On sait, Bill. Lorsque j'ai traduit Dawkins, je me suis retenue à la dernière minute de le titrer "voici la traduction, mais je crains que tu n'apprécies guère" ;-) Ta réaction est exactement ce que j'imaginais, compte tenu de ce que je sais de tes convictions.
Bill: "La religion n'est pas étrangère à la folie des commandos suicides. Mais la religion est rarement étrangère à quoi que ce soit dans une société religieuse. Cela dit, abolire la religion ne changerait rien. Il y aura toujours une idéologie pour service de couverture et de justification à des actes extrémistes."
Il n'y a guère que les religions (et le culte de la personnalité qui accompagnaient Staline et Pol-Pot qualifient comme religions, au même titre que le culte des gourous des sectes suicidaires contemporaines) qui aient pu motiver des gens à dévaluer leur vie au point de la sacrifier pour des avantages imaginaires.

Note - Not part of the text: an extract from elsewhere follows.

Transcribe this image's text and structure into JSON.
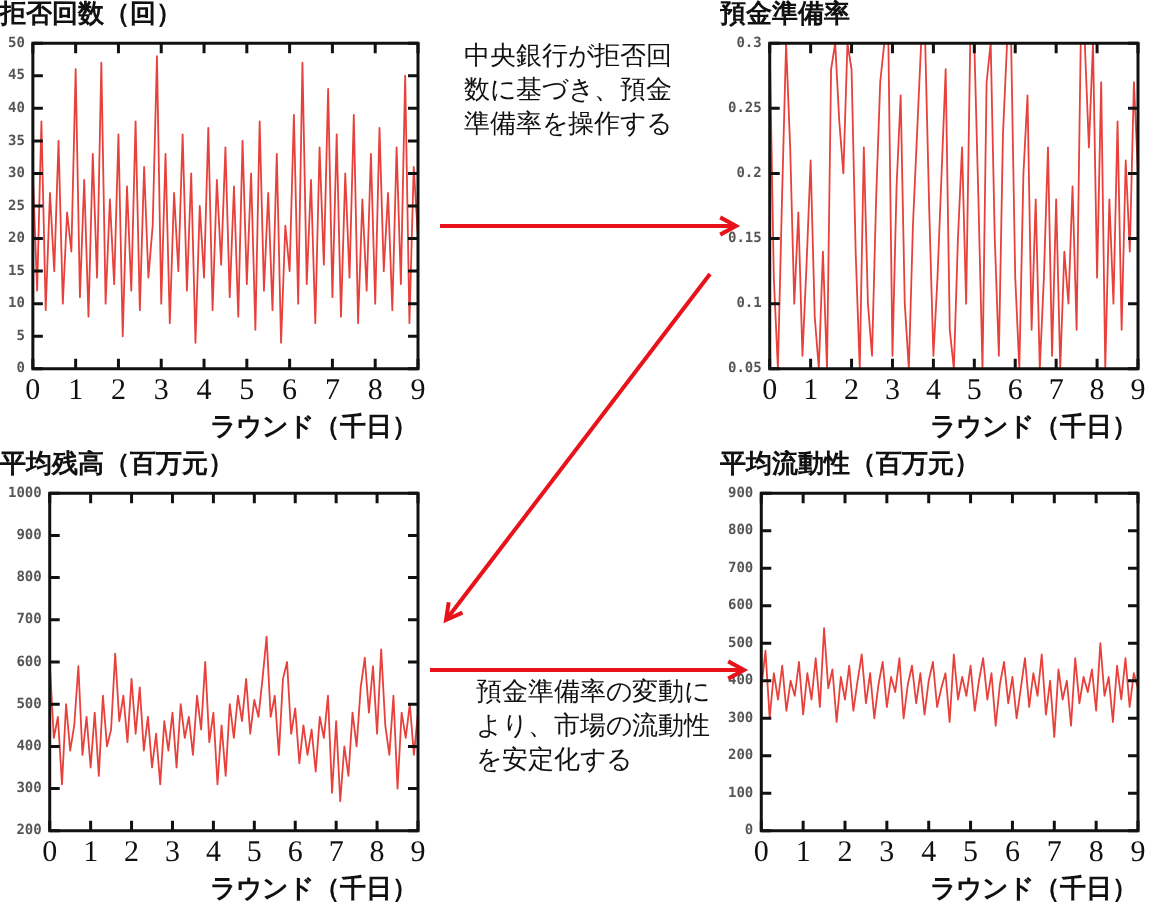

Bill: "La Russie de Staline et le Cambodge de Polpote étaient des sociétés peu religieuses, mais pas moins fanatiques et aveuglément criminelles. Je ne comprends pas que cette évidence "éléphantesque" n'apparaisse pas au yeux d'un auteur qui se considère comme lucide."
Ca, c'est vraisemblablement la phrase qui a motivé la réponse de Stéphane, et je crains que tu ne soies dans l'erreur de toute façon: la société russe, Staline ou non, est très empreinte de religiosité et il a toujours existé en Russie un clergé totalement inféodé au pouvoir, lequel a contribué à faire accepter Staline, consorts et calamités attenantes. Idem pour l'Allemagne nazie (Hitler n'était pas athée comme on le prétend toujours, les soldats allemands avaient "Gott mit uns" sur leur ceinturon, les diverses églises ont soutenu le pouvoir en place, etc.), idem pour le Cambodge (le fatalisme prèché par certains courants bouddhistes n'est pas pour rien dans la docilité de la population, de même que la croyance en la réincarnation).
Bill: "Les zozothériques ont cherché à récupérer la crise. N'est-ce pas ici le tour des anticléricaux de chercher à faire de la récupération? "
Peut-être un peu (qui ne se sert jamais des évènements courants pour faire avancer ses thèses ?), et je trouve aussi que Dawkins a la main un peu lourde en général, quoique je sois assez d'accord avec lui sur le fond. Il y a toutefois une grande différence entre les zozotériques, qui promeuvent n'importe quoi en toutes occasions et mentent comme des arracheurs de dents, et un anticlérical ou antireligieux qui argumente sa thèse. Dawkins s'appuie sur des précédents bien démontrés (des croisades aux attentats, aux propos des télévangélistes américains, à ceux du président et du public américains). Ta réaction habituelle à toute attaque contre la religion te fait faire un amalgame que je ne crois pas très judicieux.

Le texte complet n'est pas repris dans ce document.